Weird ideas tend to jump out at me from time to time. Most often they’re some kind of crossed-wire damaged synapse juxtaposition of otherwise perfectly harmless thoughts or observations floating around my brain.
I was reading some article talking about the changes happening to the player population in Azeroth since the release of Burning Crusade. Someone quoted was ranting about how the reduction in raid size no longer made raid encounters in BC feel as “epic.”
Outside the MMO world, “epic” always conjures up one thing to me: Stanley Kubrick’s Spartacus. Massive Roman and slave legions maneuvering across the terrain to engage in wholesale carnage. That’s when it occurred to me. Wouldn’t it be cool if there was a “game” that would allow hundreds or thousands of enthusiasts to re-enact great battles of history online in real time?
My mind immediately leapt to that most fruitful of American reenactor enthusiast, the Civil War Reenactor. Now many are called, but few are chosen and the reenactor gig is not for the faint of heart. Enter the MMOS, the Massively Multiplayer Online Simulation.
Consider the possibilities: 160,000 players reenact the Battle of Gettysburg on a virtual battlefield in real time. That’s massive. That’s epic.
Not a virtual world by any means, but the event-centric MMOS wouldn’t need a fully-baked world environment, just the setting of the event. All those resources that would be devoted to world design would be focused on figuring out how to allow the MMOS to scale for 160,000 plus simultaneous players.
Wouldn’t this be the ultimate what-if engine? Reenactment societies all over the world could join in a single epic battle. Fight it with historical accuracy, or develop your own strategy to win the day. What if Pickett didn’t charge?
Ok, so maybe 160,000 simultaneous users is a bit ambitious. Especially if they are actually supposed to coordinate their attacks. But certainly a few hundred or thousand could be mustered for a headline event. If reenactors can get it together in real life, I’m sure they have the skills to organize that on-line. Hell, if I didn’t have to grow a neck beard, I’d probably try a reenacted battle IRL just for the heck of it.

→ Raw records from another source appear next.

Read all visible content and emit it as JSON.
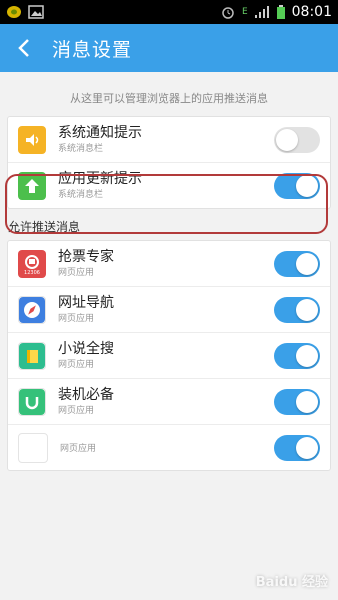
{
  "statusbar": {
    "time": "08:01",
    "network": "E"
  },
  "header": {
    "title": "消息设置"
  },
  "hint": "从这里可以管理浏览器上的应用推送消息",
  "system_items": [
    {
      "name": "系统通知提示",
      "sub": "系统消息栏",
      "icon": "speaker-icon",
      "color": "#f5b325",
      "on": false
    },
    {
      "name": "应用更新提示",
      "sub": "系统消息栏",
      "icon": "up-arrow-icon",
      "color": "#4cbf4c",
      "on": true
    }
  ],
  "section_title": "允许推送消息",
  "push_items": [
    {
      "name": "抢票专家",
      "sub": "网页应用",
      "icon": "train-icon",
      "color": "#e04a4a",
      "badge": "12306",
      "on": true
    },
    {
      "name": "网址导航",
      "sub": "网页应用",
      "icon": "compass-icon",
      "color": "#3e7fe0",
      "on": true
    },
    {
      "name": "小说全搜",
      "sub": "网页应用",
      "icon": "book-icon",
      "color": "#2dbd8f",
      "on": true
    },
    {
      "name": "装机必备",
      "sub": "网页应用",
      "icon": "magnet-icon",
      "color": "#35c17a",
      "on": true
    },
    {
      "name": "",
      "sub": "网页应用",
      "icon": "blank-app-icon",
      "color": "#ffffff",
      "on": true
    }
  ],
  "watermark": "Baidu 经验"
}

An MMOS would offer things no historical reenactment could. First, scale. Its probably easier to get massive participation simply by hosting the event on the net. Call it enthusiast aggregation. Second, you can virtually kill people. No bang bang, your dead, now lie down until someone says its Miller time. That’s realism. Third, accurate period terrain and weapon physics. Down to the fence post and miniball. Finally, people do stupid stuff. The make mistakes, they panic, they don’t pay attention, etc. Hail lord Chaos.
Roll this platform out in any direction– Tobruk, D-Day, the Battle of the Bulge, Waterloo, Hannibal, Genghis Khan, Huns, Goths, Saratoga, Tet and on and on.